That was 2016, and the move was seen as a stunning retreat for a former Cabinet minister who had spent two decades climbing the ranks of British power. Now, a decade later, Burnham is on the verge of returning to Westminster not as a backbencher but as prime minister, a trajectory that would upend the traditional rules of British politics and offer the center-left a final chance to counter the rise of a Trump-inspired right.
If voters choose him in a June 18 special election, Burnham will re-enter Parliament and is expected to be crowned U.K. prime minister within weeks. His rise would herald a new kind of regionally driven populism in Britain, one that borrows from an American playbook: leave the national legislature, run a major city or state, then return to claim the highest office. For Americans, that route is familiar. In England, where federalism remains a foreign concept and local government is famously underpowered, it is almost unheard of.
Burnham had always worn his national ambitions openly. He began as a lowly parliamentary researcher in 1994, when Tony Blair first became Labour leader, and climbed steadily to the Cabinet by 2007. He ran twice for the Labour Party leadership, in 2010 and 2015, and fell short both times. When he quit Parliament six months after that second defeat, at just 46 years old, the decision was met with incredulity. Critics accused him of giving up on Labour as the party swung dramatically left under socialist Jeremy Corbyn. One Guardian journalist told Burnham bluntly that he had jumped ship.

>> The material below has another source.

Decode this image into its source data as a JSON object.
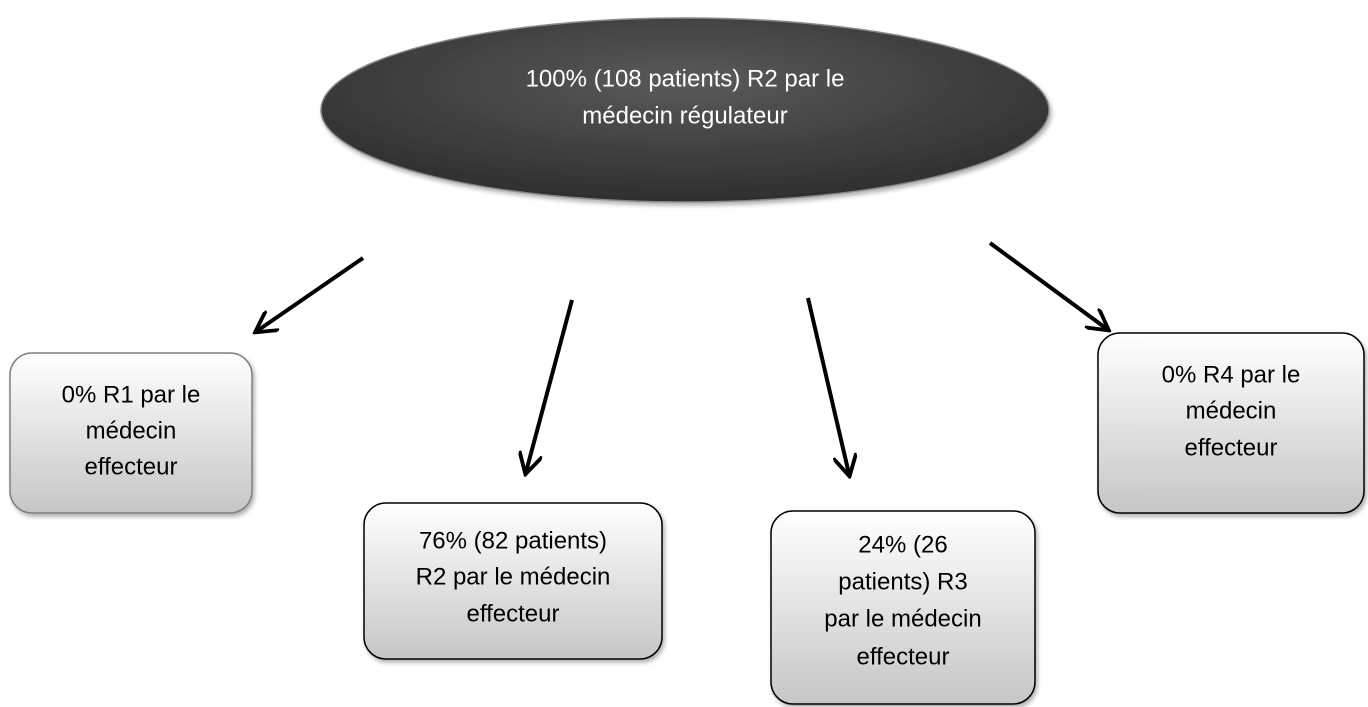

To the power players in Westminster, regional government had long been a backwater stuffed with hobbyists and well-meaning community activists, no place for a national heavyweight with grand designs for the country. Burnham’s move to run for mayor of the post-industrial Greater Manchester region, 200 miles from London, was seen as a radical gamble. But it has paid off in ways few predicted.
A New Kind of Populism
Burnham is a mild-mannered populist who has used his mayoral platform to build a loyal following in the northwest of England, positioning himself as a defender of the region against a distant Westminster establishment. His style is deliberate and unflashy, a contrast to the combative rhetoric of the transatlantic right. Yet his strategy is unmistakably American: build a local power base, deliver tangible results, and wait for the national moment to arrive.
That moment is now. If Burnham returns to Parliament and becomes prime minister, his government would represent perhaps the last bulwark of the center-left against the growing power of the populist right in Britain. It would also mark a profound shift in how British politics works, proving that the path from regional mayor to 10 Downing Street is not only possible but potent. For a political system that has long treated local government as an afterthought, the lesson would be unmistakable.
In Ashton-in-Makerfield, the town where Burnham once campaigned with a pint of Guinness in hand, the mood is watchful. The gamble that began in a pub on London’s Horseferry Road is about to reach its final chapter. Whether Burnham’s return to Westminster is a revival or a last stand for the center-left, it will be one of the most consequential political experiments Britain has seen in a generation.